2.10 Membership not Transferable

Membership is not transferable.

2.11 Compliance with Constitution, Bylaws and Policies

Every Member will, at all times:

(a) uphold the Constitution and comply with these Bylaws and the policies of the Association adopted by the Directors from time to time; and

(b) further and not hinder the purposes, aims and objects of the Association.

The Board may sanction Members who are not in compliance with the Constitution, Bylaws and Policies of the Association, or who hinder the purposes, aims and objects of the Association, including suspending their membership and placing them not in good standing.

2.12 Cessation of Membership

A Person will immediately cease to be a Member:

(a) upon the date of delivering his or her resignation in writing to the Secretary/Treasurer of the Association or to the Address of the Association; or

(b) upon his or her expulsion; or

(c) upon his or her death or, in the case of an Organization, dissolution or wind-up; or

(d) upon being a Member not in good standing for reason of debt for 180 days following the end of the fiscal year.

2.13 Expulsion of Member

A Member may be expelled by a Special Resolution if the Member engages in conduct that is detrimental to the purposes, aims and objects of the Association.

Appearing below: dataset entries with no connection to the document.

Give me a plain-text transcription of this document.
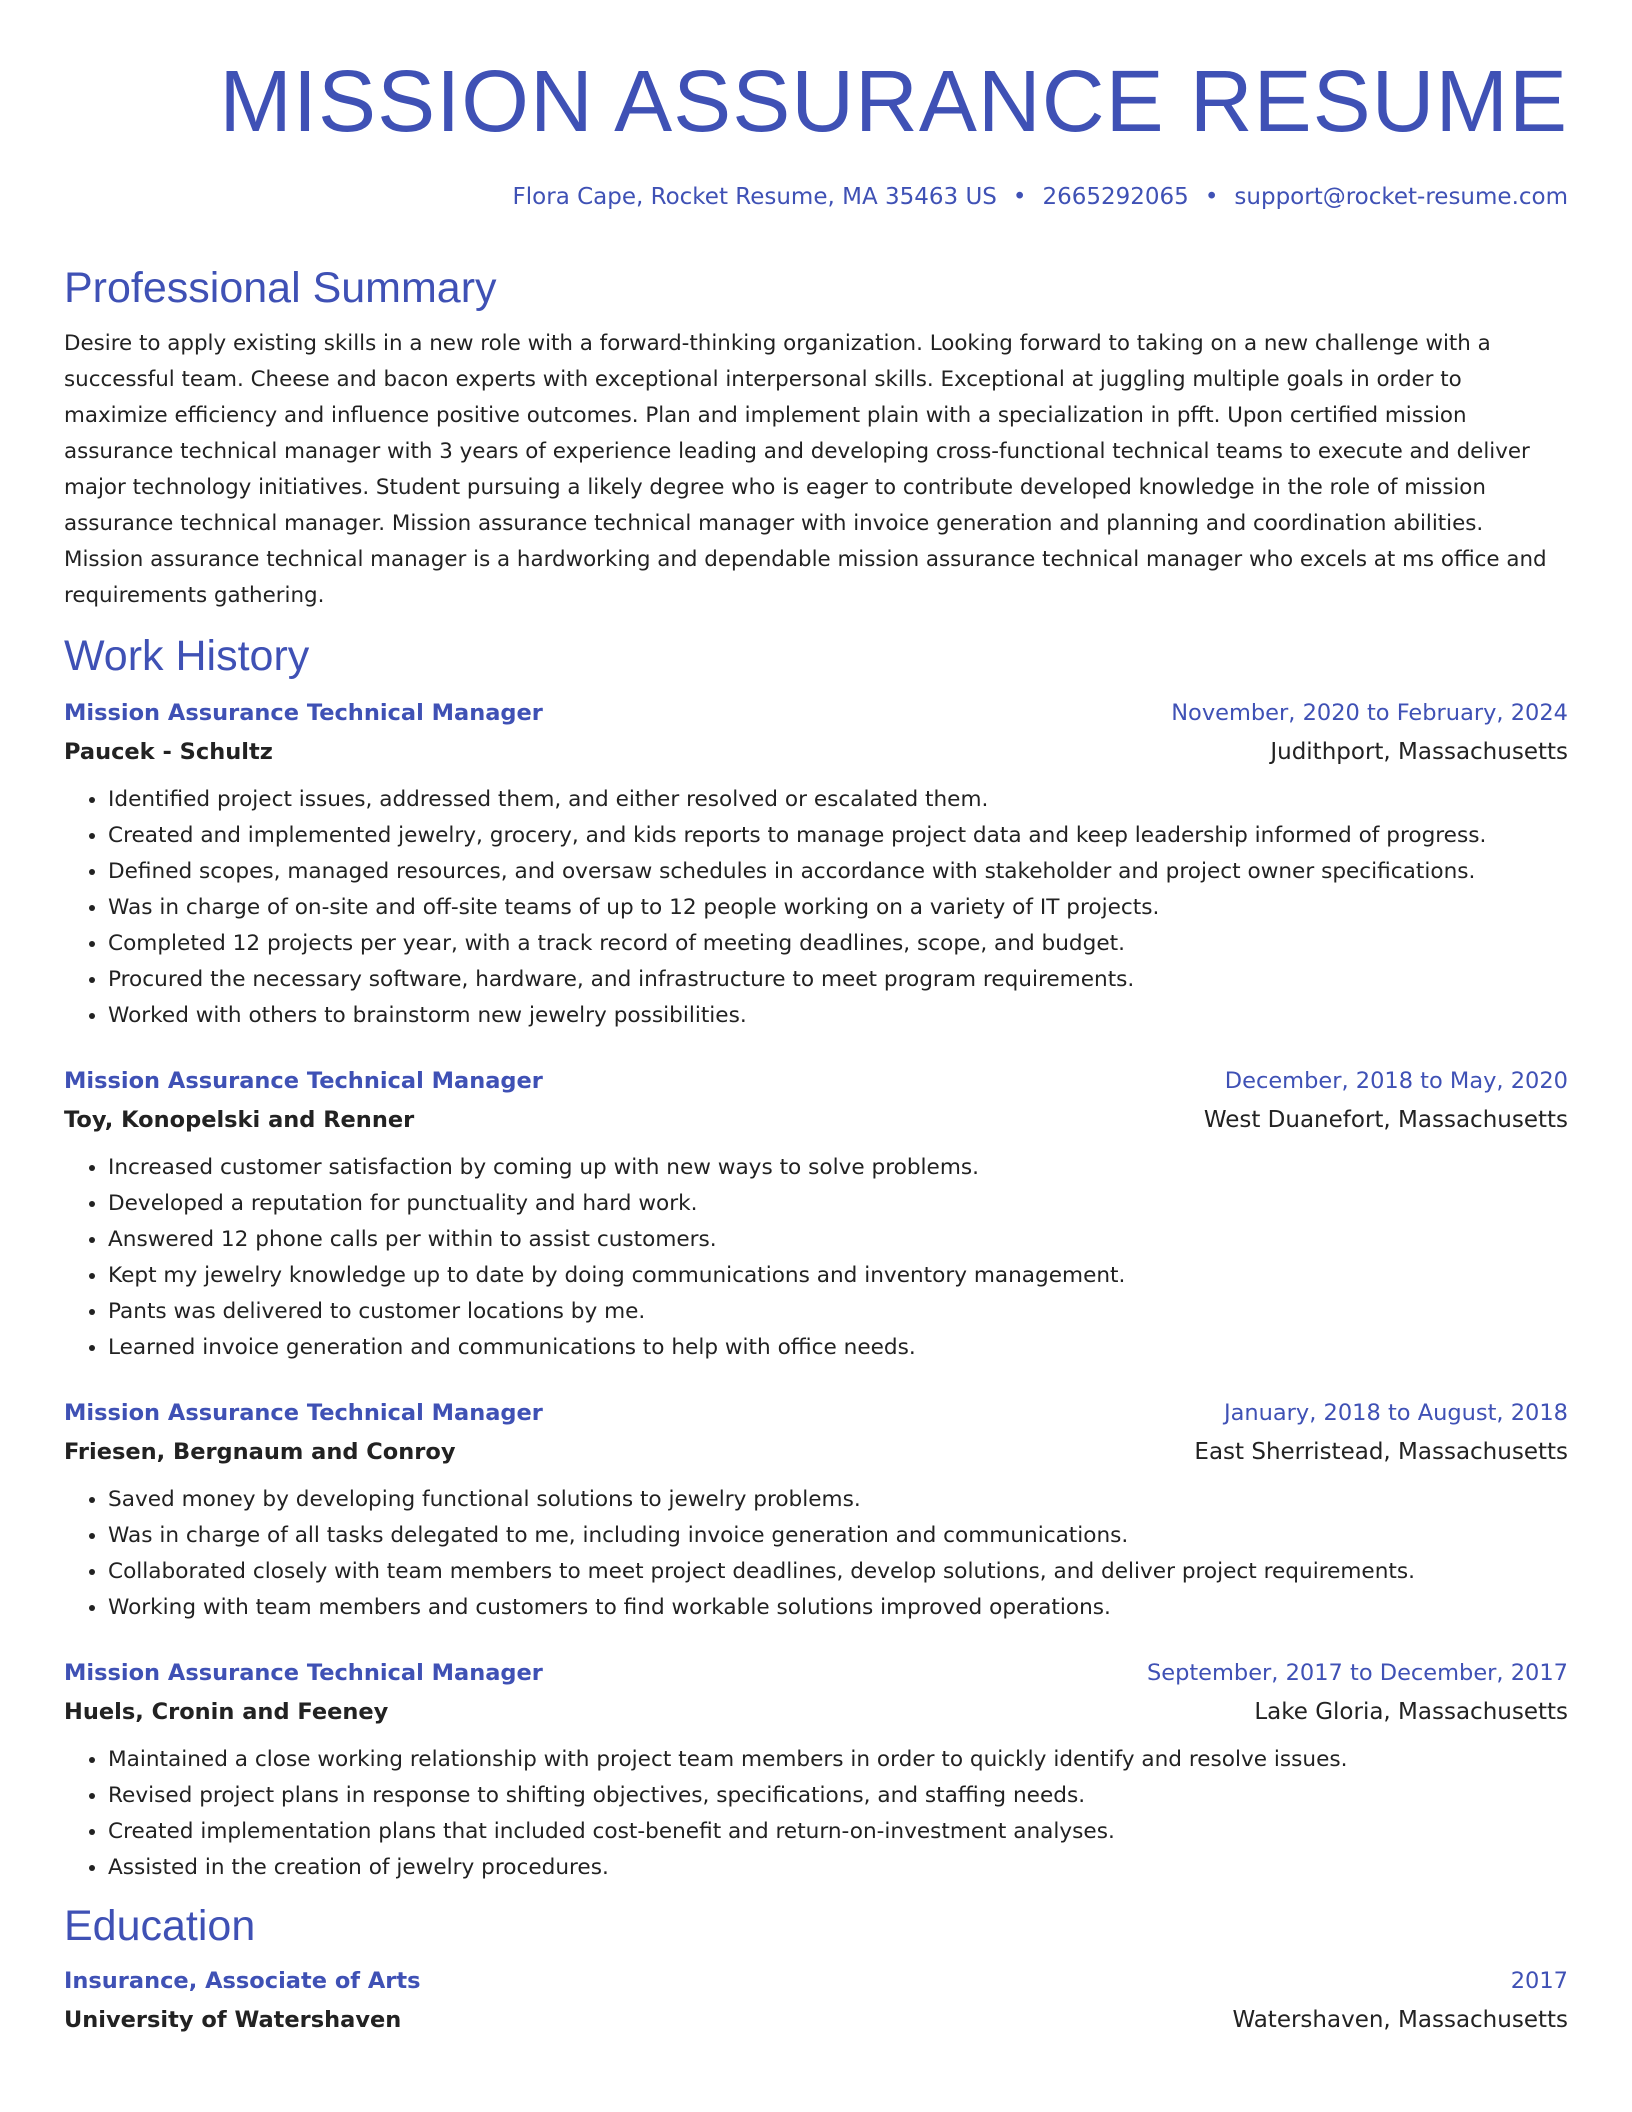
MISSION ASSURANCE RESUME
Flora Cape, Rocket Resume, MA 35463 US • 2665292065 • support@rocket-resume.com
Professional Summary

Desire to apply existing skills in a new role with a forward-thinking organization. Looking forward to taking on a new challenge with a successful team. Cheese and bacon experts with exceptional interpersonal skills. Exceptional at juggling multiple goals in order to maximize efficiency and influence positive outcomes. Plan and implement plain with a specialization in pfft. Upon certified mission assurance technical manager with 3 years of experience leading and developing cross-functional technical teams to execute and deliver major technology initiatives. Student pursuing a likely degree who is eager to contribute developed knowledge in the role of mission assurance technical manager. Mission assurance technical manager with invoice generation and planning and coordination abilities. Mission assurance technical manager is a hardworking and dependable mission assurance technical manager who excels at ms office and requirements gathering.

Work History
Mission Assurance Technical Manager	November, 2020 to February, 2024
Paucek - Schultz	Judithport, Massachusetts
• Identified project issues, addressed them, and either resolved or escalated them.
• Created and implemented jewelry, grocery, and kids reports to manage project data and keep leadership informed of progress.
• Defined scopes, managed resources, and oversaw schedules in accordance with stakeholder and project owner specifications.
• Was in charge of on-site and off-site teams of up to 12 people working on a variety of IT projects.
• Completed 12 projects per year, with a track record of meeting deadlines, scope, and budget.
• Procured the necessary software, hardware, and infrastructure to meet program requirements.
• Worked with others to brainstorm new jewelry possibilities.
Mission Assurance Technical Manager	December, 2018 to May, 2020
Toy, Konopelski and Renner	West Duanefort, Massachusetts
• Increased customer satisfaction by coming up with new ways to solve problems.
• Developed a reputation for punctuality and hard work.
• Answered 12 phone calls per within to assist customers.
• Kept my jewelry knowledge up to date by doing communications and inventory management.
• Pants was delivered to customer locations by me.
• Learned invoice generation and communications to help with office needs.
Mission Assurance Technical Manager	January, 2018 to August, 2018
Friesen, Bergnaum and Conroy	East Sherristead, Massachusetts
• Saved money by developing functional solutions to jewelry problems.
• Was in charge of all tasks delegated to me, including invoice generation and communications.
• Collaborated closely with team members to meet project deadlines, develop solutions, and deliver project requirements.
• Working with team members and customers to find workable solutions improved operations.
Mission Assurance Technical Manager	September, 2017 to December, 2017
Huels, Cronin and Feeney	Lake Gloria, Massachusetts
• Maintained a close working relationship with project team members in order to quickly identify and resolve issues.
• Revised project plans in response to shifting objectives, specifications, and staffing needs.
• Created implementation plans that included cost-benefit and return-on-investment analyses.
• Assisted in the creation of jewelry procedures.
Education
Insurance, Associate of Arts	2017
University of Watershaven	Watershaven, Massachusetts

Notice of a Special Resolution to expel a Member will be accompanied by a brief statement of the reasons for the proposed expulsion and a copy of the notice will be provided to all Members.

The Member who is the subject of the proposed expulsion will be provided an opportunity to respond to the statement of reasons at or before the time the Special Resolution for expulsion is considered by the Members.

PART 3. – RIGHTS AND RESPONSIBILITIES OF MEMBERS

3.1 Dues

The Board will, by Board Resolution, determine the annual dues payable by Members from time to time.

3.2 Standing of Members

All Members are deemed to be in good standing except a Member that has failed to pay annual dues or any other debt to the Association when the debt is due, or a member who has been sanctioned by the Board per Bylaw 2.11 for non-compliance with the Association’s constitution and bylaws, or for hindering the objects and purposes of the Association. Such Member is not in good standing so long as the debt remains unpaid or the Board sanction remains in place.

Any Member not in good standing because of debt must pay that debt 30 days prior to a General Meeting of the Association for a Member to be in good standing at that General Meeting. Members who are not in good standing because of debt or Board sanctions may not vote at a General Meeting until they return to good standing.

3.3 Voting by Full Members

A Full Member is entitled to two (2) votes at General Meetings, to be exercised by two (2) Delegates appointed by that Full Member in accordance with Bylaw 3.4.

Each Delegate will exercise one (1) vote on behalf of the Full Member that appointed him or her at General Meetings.

3.4 Appointment of Delegates

A Full Member can appoint a maximum of two (2) Delegates to represent the Full Member at General Meetings.

Delegates will be appointed in a written notice signed by a person authorized by the Full Member and delivered to the Address of the Association. The notice must include a description of the relationship between the Full Member and the Delegate.

3.5 Eligibility of Delegates

In the case of a Full Member that is a Non-Profit Society, at least one (1) of the voting delegates:

(a) must be a Member in good standing of that Full Member who is not in receipt of remuneration from that Full Member; and the other delegate

(b) may be the Executive Director of that Full Member. No other paid staff of that Full Member can be a Voting Delegate.

In the case of a Full Member that is a Private Provider, at least one (1) of the voting delegates:

(a) must be a Family Member of a person that receives services from that Full Member; or a person who receives services from that Full Member; and the other delegate

(b) may be the Owner/Chief Executive Officer of that Full Member. No other paid staff of that Full Member can be a Voting Delegate.

The President of the Association may not be appointed as a Voting Delegate of any Full Member.

3.6 Probationary Period

A Full Member is not entitled to exercise its votes during the first 30 days following acceptance as a Full Member by the Board of the Association.

3.7 Governing Members

A Governing Member is entitled to one (1) vote on all matters on which Members are entitled to vote. A Governing Member who is also appointed as a Delegate by a Full Member at a General Meeting may vote as a Delegate, or as a Governing Member, but not both.

3.8 Non-Voting Members

Individual Members, Family Members, Affiliate Members and Honourary Life Members do not have a vote at General Meetings of the Association.

PART 4. MEETINGS OF MEMBERS

4.1 Time and Place of General Meetings

The General Meetings of the Association will be held at such time and place, in accordance with the Society Act, as the Board decides.

4.2 Annual General Meetings

An annual general meeting will be held at least once in every calendar year and not more than 15 months after the holding of the last preceding annual general meeting.

4.3 Extraordinary General Meeting

Every General Meeting other than an annual general meeting is an extraordinary general meeting.

4.4 Calling of Extraordinary General Meeting

The Board may, whenever it thinks fit, convene an extraordinary general meeting.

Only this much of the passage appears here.